Mensen moeten voortdurend keuzes maken
Mensen zijn geen ‘econs’ die voortdurend berekenend, rationeel en op basis van argumenten keuzes maken. Mensen zijn meestal ‘humans’ die onbewust kiezen of intuïtief. Minister Klink schetst in de WRR-lecture de dilemma’s bij het kiezen. Ook bij het ontwikkelen van beleid in de gezondheidszorg.
Dames en heren,
Het is een feest van herkenning om bij het lezen van ‘Nudge’, het invloedrijke, interessante en amusante boek van Richard Thaler en Cass Sunstein, weer eens geconfronteerd te worden met keuzegedrag van échte mensen.

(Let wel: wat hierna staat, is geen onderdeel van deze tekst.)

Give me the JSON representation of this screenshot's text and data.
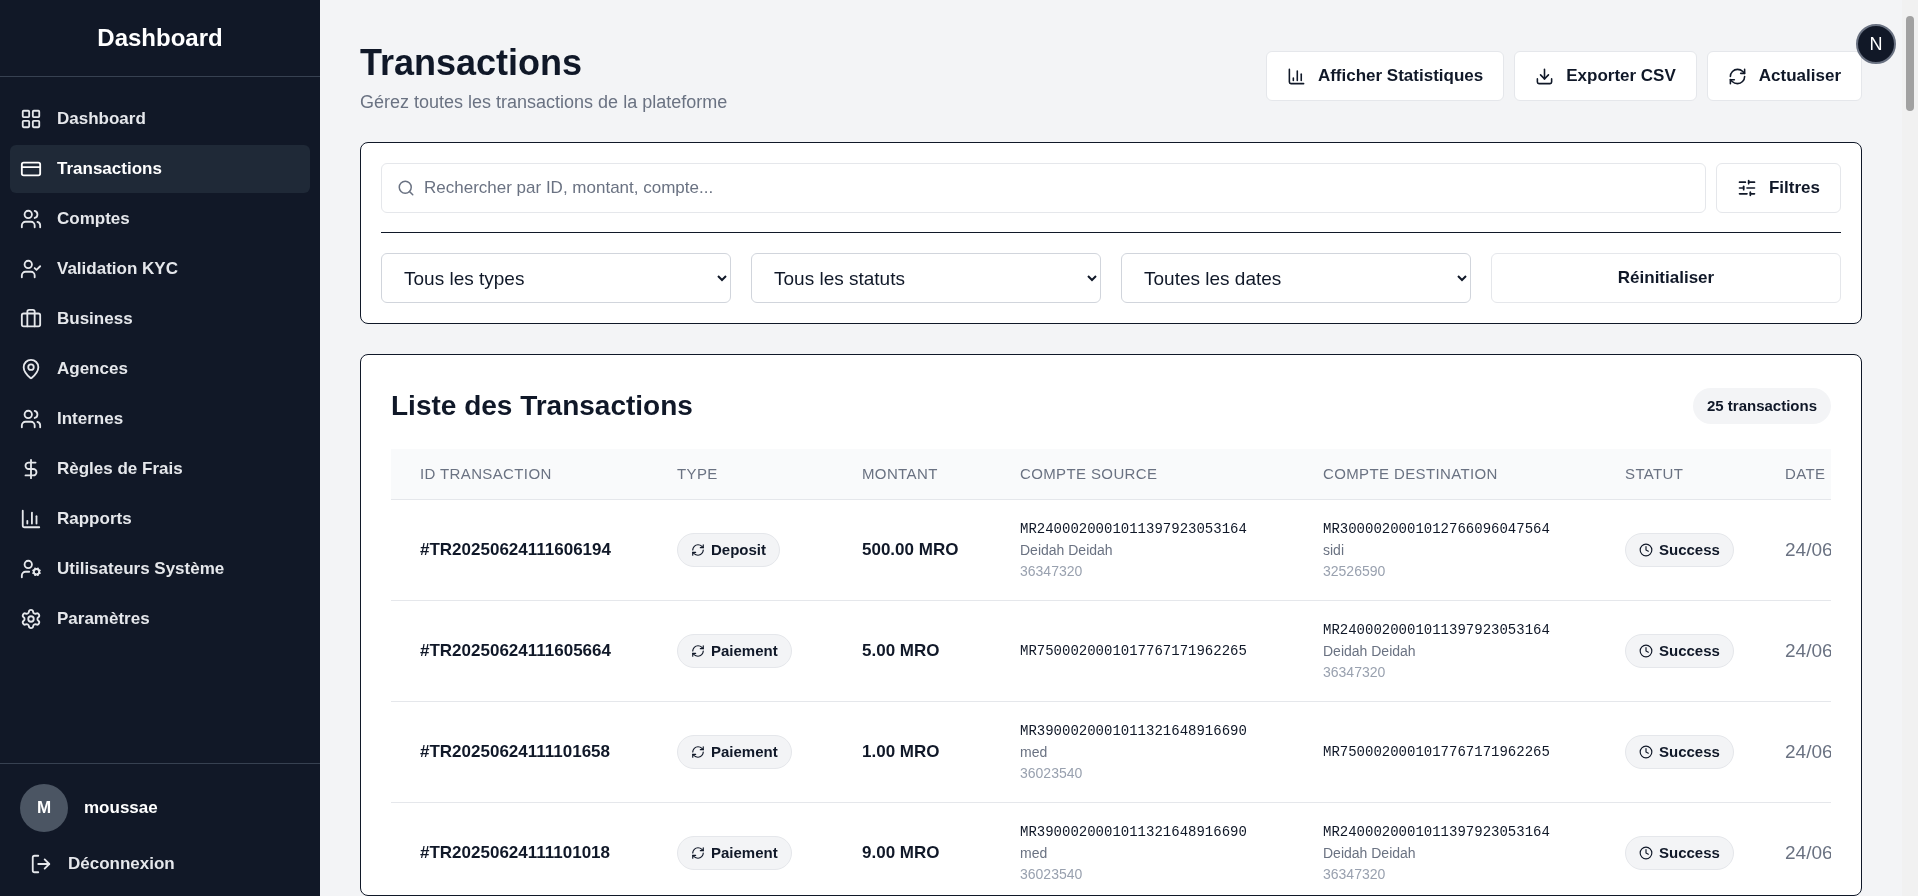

Echte mensen, niet de rationalistische ‘Econs’, die politiek en ambtenarij vaak en meestal onbewust als uitgangspunt nemen bij het ontwerpen van beleid.
Thaler onderscheidt ‘Humans’ – echte mensen – en ‘Econs’. Econs zijn dan de – in de goede zin van het woord - berekenende, niet bestaande mensen. Mensen die goed geïnformeerd door autoriteiten, altijd weloverwogen keuzes maken, die hun altijd het meeste voordeel opleveren. Humans zijn anders. Die zijn bepaald minder rationeel!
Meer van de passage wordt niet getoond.